Tevoul Yom, chapitre 3, michna 1. Cette michna s'occupe d'une jarre qui est un kli 'hérès, un récipient de terre cuite. Lorsque la terre cuite passait au four, il arrivait assez souvent qu'une bulle se forme dans la paroi du récipient : une poche creuse logée à l'intérieur de l'épaisseur de l'argile.
Une bulle de ce genre peut finir par être percée dans deux directions. Un trou peut s'ouvrir vers l'intérieur, laissant le liquide conservé dans le récipient s'infiltrer et remplir la poche, et un second trou peut s'ouvrir vers l'extérieur, offrant à ce liquide un passage pour sortir complètement du récipient. Ce que la michna vient déterminer, c'est ceci : le liquide qui repose dans la poche forme-t-il une seule unité avec le liquide contenu dans la jarre, si bien qu'une toumah qui l'atteint dans la poche se transmettrait à tout ce qui se trouve à l'intérieur ?
Les deux trous l'un face à l'autre
La michna commence : « habou'ah chebe'havis chenikvah, bein mibifnim bein miba'houts », une bulle dans une jarre qui a été percée, aussi bien du côté intérieur que du côté extérieur, « bein milma'alah bein milmatah », que les trous soient situés en haut ou en bas, « zeh keneged zeh », pourvu que les deux se correspondent et se trouvent à la même hauteur. Dans un tel cas, si une personne qui est un av hatoumah touche le liquide par le trou extérieur, la règle est « tamé be'av hatoumah vetamé be'ohel hamès ». La toumah se transmet, et le liquide dans la jarre devient tamé. Et cette même jarre devient également tamé si elle se trouve sous un même toit avec un mort.
Le trou intérieur en bas et le trou extérieur en haut
La michna passe ensuite à « hapnimi milmatah veha'hitson milma'alah », un cas où le trou tourné vers l'intérieur est le plus bas des deux et le trou tourné vers l'extérieur le plus haut. Dans cette configuration aussi, un av hatoumah qui atteint le liquide au trou extérieur entre en contact avec un liquide situé plus haut que l'endroit par lequel la poche reçoit du récipient, et un tel liquide est considéré comme rattaché à ce qui se trouve à l'intérieur. D'où la règle : « tamé be'av hatoumah vetamé be'ohel hamès ». La toumah transmise par l'av hatoumah se répand dans tout ce que contient la jarre, et si la jarre se trouve sous une même couverture avec un mort, tout son contenu contracte aussi la toumah.
Le trou intérieur en haut et le trou extérieur en bas
Il reste encore une configuration, « hapnimi milma'alah veha'hitson milmatah » : le trou qui mène vers l'intérieur du récipient est celui du haut, tandis que le trou qui mène vers l'extérieur est celui du bas. Ici, un av hatoumah qui atteint le liquide au trou extérieur établit le contact en un point situé plus bas que l'endroit où la poche rejoint le récipient. La règle change en conséquence : « tahor be'av hatoumah ». Ce contact ne rend pas tamé ce que contient la jarre. Cependant, la michna ajoute « vetamé be'ohel hamès ». La toumas ohel ne fonctionne pas en faisant transmettre la toumah d'un corps liquide à un autre, et par conséquent une telle jarre, lorsqu'elle est couverte en même temps qu'un mort, est tamé exactement comme n'importe quelle autre.

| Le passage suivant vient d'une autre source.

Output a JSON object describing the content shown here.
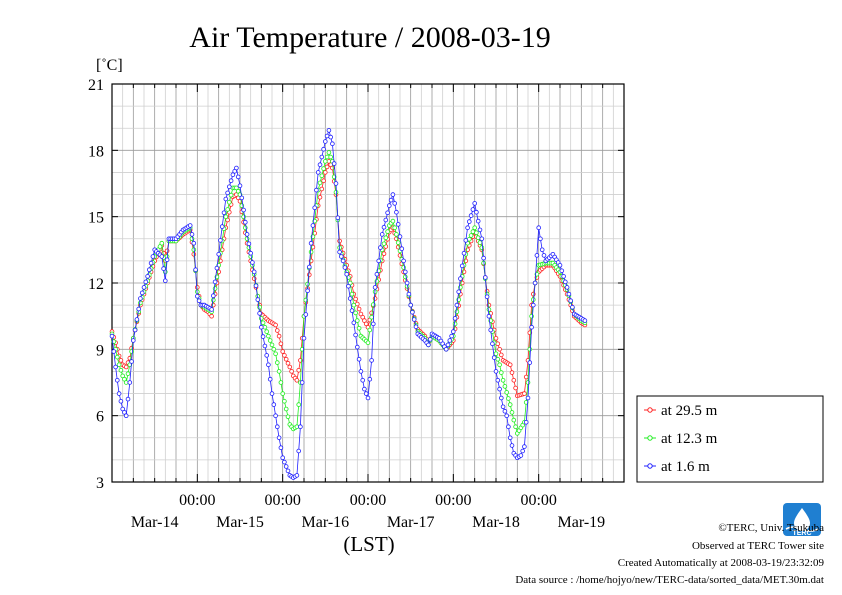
{
  "chart_data": {
    "type": "line",
    "title": "Air Temperature / 2008-03-19",
    "ylabel": "[˚C]",
    "xlabel": "(LST)",
    "ylim": [
      3,
      21
    ],
    "yticks": [
      3,
      6,
      9,
      12,
      15,
      18,
      21
    ],
    "xlim": [
      0,
      144
    ],
    "x_unit": "hours from Mar-14 00:00 LST",
    "x_major_labels": [
      {
        "x": 24,
        "time": "00:00"
      },
      {
        "x": 48,
        "time": "00:00"
      },
      {
        "x": 72,
        "time": "00:00"
      },
      {
        "x": 96,
        "time": "00:00"
      },
      {
        "x": 120,
        "time": "00:00"
      }
    ],
    "x_day_labels": [
      {
        "x": 12,
        "date": "Mar-14"
      },
      {
        "x": 36,
        "date": "Mar-15"
      },
      {
        "x": 60,
        "date": "Mar-16"
      },
      {
        "x": 84,
        "date": "Mar-17"
      },
      {
        "x": 108,
        "date": "Mar-18"
      },
      {
        "x": 132,
        "date": "Mar-19"
      }
    ],
    "grid": true,
    "legend_position": "bottom-right, outside plot",
    "series": [
      {
        "name": "at 29.5 m",
        "color": "#ff2020",
        "points": [
          [
            0,
            9.8
          ],
          [
            1,
            9.3
          ],
          [
            2,
            8.7
          ],
          [
            3,
            8.3
          ],
          [
            4,
            8.2
          ],
          [
            5,
            8.6
          ],
          [
            6,
            9.5
          ],
          [
            8,
            11.0
          ],
          [
            10,
            12.0
          ],
          [
            12,
            13.0
          ],
          [
            14,
            13.7
          ],
          [
            15,
            13.0
          ],
          [
            16,
            13.9
          ],
          [
            18,
            13.9
          ],
          [
            20,
            14.2
          ],
          [
            22,
            14.4
          ],
          [
            23,
            13.3
          ],
          [
            24,
            11.8
          ],
          [
            25,
            11.0
          ],
          [
            26,
            10.8
          ],
          [
            27,
            10.7
          ],
          [
            28,
            10.5
          ],
          [
            30,
            12.5
          ],
          [
            32,
            14.5
          ],
          [
            34,
            15.9
          ],
          [
            35,
            16.0
          ],
          [
            36,
            15.7
          ],
          [
            38,
            13.8
          ],
          [
            40,
            12.2
          ],
          [
            42,
            10.6
          ],
          [
            44,
            10.3
          ],
          [
            46,
            10.1
          ],
          [
            47,
            9.6
          ],
          [
            48,
            8.9
          ],
          [
            50,
            8.2
          ],
          [
            51,
            7.8
          ],
          [
            52,
            7.6
          ],
          [
            53,
            8.5
          ],
          [
            54,
            10.5
          ],
          [
            56,
            13.0
          ],
          [
            58,
            15.5
          ],
          [
            60,
            17.0
          ],
          [
            61,
            17.5
          ],
          [
            62,
            17.2
          ],
          [
            63,
            16.0
          ],
          [
            64,
            13.9
          ],
          [
            66,
            12.8
          ],
          [
            67,
            12.3
          ],
          [
            68,
            11.5
          ],
          [
            70,
            10.6
          ],
          [
            72,
            10.0
          ],
          [
            74,
            11.3
          ],
          [
            76,
            13.0
          ],
          [
            78,
            14.3
          ],
          [
            79,
            14.5
          ],
          [
            80,
            14.0
          ],
          [
            82,
            12.5
          ],
          [
            84,
            11.0
          ],
          [
            86,
            9.9
          ],
          [
            88,
            9.6
          ],
          [
            89,
            9.3
          ],
          [
            90,
            9.6
          ],
          [
            92,
            9.4
          ],
          [
            94,
            9.0
          ],
          [
            96,
            9.4
          ],
          [
            98,
            11.5
          ],
          [
            100,
            13.5
          ],
          [
            102,
            14.3
          ],
          [
            104,
            13.5
          ],
          [
            106,
            11.0
          ],
          [
            108,
            9.5
          ],
          [
            109,
            9.0
          ],
          [
            110,
            8.5
          ],
          [
            112,
            8.3
          ],
          [
            113,
            7.6
          ],
          [
            114,
            6.9
          ],
          [
            116,
            7.0
          ],
          [
            117,
            8.5
          ],
          [
            118,
            11.0
          ],
          [
            119,
            12.0
          ],
          [
            120,
            12.5
          ],
          [
            122,
            12.8
          ],
          [
            124,
            12.8
          ],
          [
            126,
            12.3
          ],
          [
            128,
            11.5
          ],
          [
            130,
            10.5
          ],
          [
            132,
            10.2
          ],
          [
            133,
            10.1
          ]
        ]
      },
      {
        "name": "at 12.3 m",
        "color": "#20ee20",
        "points": [
          [
            0,
            9.7
          ],
          [
            1,
            9.0
          ],
          [
            2,
            8.3
          ],
          [
            3,
            7.8
          ],
          [
            4,
            7.5
          ],
          [
            5,
            8.3
          ],
          [
            6,
            9.5
          ],
          [
            8,
            11.1
          ],
          [
            10,
            12.1
          ],
          [
            12,
            13.2
          ],
          [
            14,
            13.8
          ],
          [
            15,
            12.5
          ],
          [
            16,
            13.9
          ],
          [
            18,
            13.9
          ],
          [
            20,
            14.3
          ],
          [
            22,
            14.5
          ],
          [
            23,
            13.5
          ],
          [
            24,
            11.6
          ],
          [
            25,
            11.0
          ],
          [
            26,
            10.9
          ],
          [
            27,
            10.8
          ],
          [
            28,
            10.7
          ],
          [
            30,
            12.8
          ],
          [
            32,
            15.0
          ],
          [
            34,
            16.3
          ],
          [
            35,
            16.3
          ],
          [
            36,
            16.0
          ],
          [
            38,
            14.0
          ],
          [
            40,
            12.4
          ],
          [
            42,
            10.4
          ],
          [
            44,
            9.6
          ],
          [
            46,
            8.8
          ],
          [
            47,
            8.0
          ],
          [
            48,
            7.0
          ],
          [
            50,
            5.6
          ],
          [
            51,
            5.4
          ],
          [
            52,
            5.5
          ],
          [
            53,
            7.5
          ],
          [
            54,
            10.5
          ],
          [
            56,
            13.4
          ],
          [
            58,
            16.2
          ],
          [
            60,
            17.5
          ],
          [
            61,
            17.9
          ],
          [
            62,
            17.5
          ],
          [
            63,
            16.1
          ],
          [
            64,
            13.6
          ],
          [
            66,
            12.5
          ],
          [
            67,
            12.0
          ],
          [
            68,
            11.0
          ],
          [
            70,
            9.6
          ],
          [
            72,
            9.3
          ],
          [
            74,
            11.6
          ],
          [
            76,
            13.5
          ],
          [
            78,
            14.6
          ],
          [
            79,
            14.8
          ],
          [
            80,
            14.2
          ],
          [
            82,
            12.7
          ],
          [
            84,
            11.0
          ],
          [
            86,
            9.8
          ],
          [
            88,
            9.5
          ],
          [
            89,
            9.2
          ],
          [
            90,
            9.6
          ],
          [
            92,
            9.4
          ],
          [
            94,
            9.0
          ],
          [
            96,
            9.6
          ],
          [
            98,
            11.8
          ],
          [
            100,
            13.8
          ],
          [
            102,
            14.5
          ],
          [
            104,
            13.6
          ],
          [
            106,
            10.8
          ],
          [
            108,
            8.8
          ],
          [
            109,
            8.3
          ],
          [
            110,
            7.6
          ],
          [
            112,
            6.5
          ],
          [
            113,
            5.8
          ],
          [
            114,
            5.2
          ],
          [
            116,
            5.7
          ],
          [
            117,
            7.5
          ],
          [
            118,
            10.5
          ],
          [
            119,
            12.0
          ],
          [
            120,
            12.8
          ],
          [
            122,
            12.9
          ],
          [
            124,
            12.9
          ],
          [
            126,
            12.5
          ],
          [
            128,
            11.7
          ],
          [
            130,
            10.6
          ],
          [
            132,
            10.3
          ],
          [
            133,
            10.2
          ]
        ]
      },
      {
        "name": "at 1.6 m",
        "color": "#2020ff",
        "points": [
          [
            0,
            9.6
          ],
          [
            1,
            8.2
          ],
          [
            2,
            7.0
          ],
          [
            3,
            6.3
          ],
          [
            4,
            6.0
          ],
          [
            5,
            7.5
          ],
          [
            6,
            9.4
          ],
          [
            8,
            11.3
          ],
          [
            10,
            12.3
          ],
          [
            12,
            13.5
          ],
          [
            14,
            13.2
          ],
          [
            15,
            12.1
          ],
          [
            16,
            14.0
          ],
          [
            18,
            14.0
          ],
          [
            20,
            14.4
          ],
          [
            22,
            14.6
          ],
          [
            23,
            13.8
          ],
          [
            24,
            11.4
          ],
          [
            25,
            11.0
          ],
          [
            26,
            11.0
          ],
          [
            27,
            10.9
          ],
          [
            28,
            10.8
          ],
          [
            30,
            13.3
          ],
          [
            32,
            15.8
          ],
          [
            34,
            16.9
          ],
          [
            35,
            17.2
          ],
          [
            36,
            16.4
          ],
          [
            38,
            14.2
          ],
          [
            40,
            12.5
          ],
          [
            42,
            10.0
          ],
          [
            44,
            8.3
          ],
          [
            45,
            7.0
          ],
          [
            46,
            6.0
          ],
          [
            47,
            5.0
          ],
          [
            48,
            4.1
          ],
          [
            49,
            3.7
          ],
          [
            50,
            3.3
          ],
          [
            51,
            3.2
          ],
          [
            52,
            3.3
          ],
          [
            53,
            5.5
          ],
          [
            54,
            9.5
          ],
          [
            56,
            13.8
          ],
          [
            58,
            17.0
          ],
          [
            60,
            18.4
          ],
          [
            61,
            18.9
          ],
          [
            62,
            18.3
          ],
          [
            63,
            16.5
          ],
          [
            64,
            13.4
          ],
          [
            65,
            13.0
          ],
          [
            66,
            12.4
          ],
          [
            68,
            10.2
          ],
          [
            70,
            8.0
          ],
          [
            71,
            7.2
          ],
          [
            72,
            6.8
          ],
          [
            73,
            8.5
          ],
          [
            74,
            11.8
          ],
          [
            76,
            14.2
          ],
          [
            78,
            15.5
          ],
          [
            79,
            16.0
          ],
          [
            80,
            15.2
          ],
          [
            82,
            13.0
          ],
          [
            84,
            11.0
          ],
          [
            86,
            9.7
          ],
          [
            88,
            9.4
          ],
          [
            89,
            9.2
          ],
          [
            90,
            9.7
          ],
          [
            92,
            9.5
          ],
          [
            94,
            9.0
          ],
          [
            96,
            9.8
          ],
          [
            98,
            12.2
          ],
          [
            100,
            14.5
          ],
          [
            102,
            15.6
          ],
          [
            104,
            14.0
          ],
          [
            106,
            10.5
          ],
          [
            108,
            8.0
          ],
          [
            109,
            7.2
          ],
          [
            110,
            6.4
          ],
          [
            111,
            6.0
          ],
          [
            112,
            5.0
          ],
          [
            113,
            4.3
          ],
          [
            114,
            4.1
          ],
          [
            115,
            4.2
          ],
          [
            116,
            4.6
          ],
          [
            117,
            6.8
          ],
          [
            118,
            10.0
          ],
          [
            119,
            12.0
          ],
          [
            120,
            14.5
          ],
          [
            121,
            13.5
          ],
          [
            122,
            13.0
          ],
          [
            124,
            13.3
          ],
          [
            126,
            12.8
          ],
          [
            128,
            11.8
          ],
          [
            130,
            10.6
          ],
          [
            132,
            10.4
          ],
          [
            133,
            10.3
          ]
        ]
      }
    ]
  },
  "footer": {
    "copyright": "©TERC, Univ. Tsukuba",
    "site": "Observed at TERC Tower site",
    "created": "Created Automatically at 2008-03-19/23:32:09",
    "source": "Data source : /home/hojyo/new/TERC-data/sorted_data/MET.30m.dat"
  },
  "logo": {
    "text": "TERC",
    "color": "#1f7fd1"
  }
}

Les trois cas réunis nous donnent une mesure claire. Tout dépend de la position du trou extérieur par rapport au trou intérieur. Quand le point que la personne tamé touche est au même niveau que l'ouverture donnant sur la jarre, ou plus haut, le liquide qui s'y trouve ne fait qu'un avec le liquide de l'intérieur et la toumah se propage. Quand il se situe plus bas que cette ouverture, le contact reste à l'extérieur, et la jarre demeure tahor.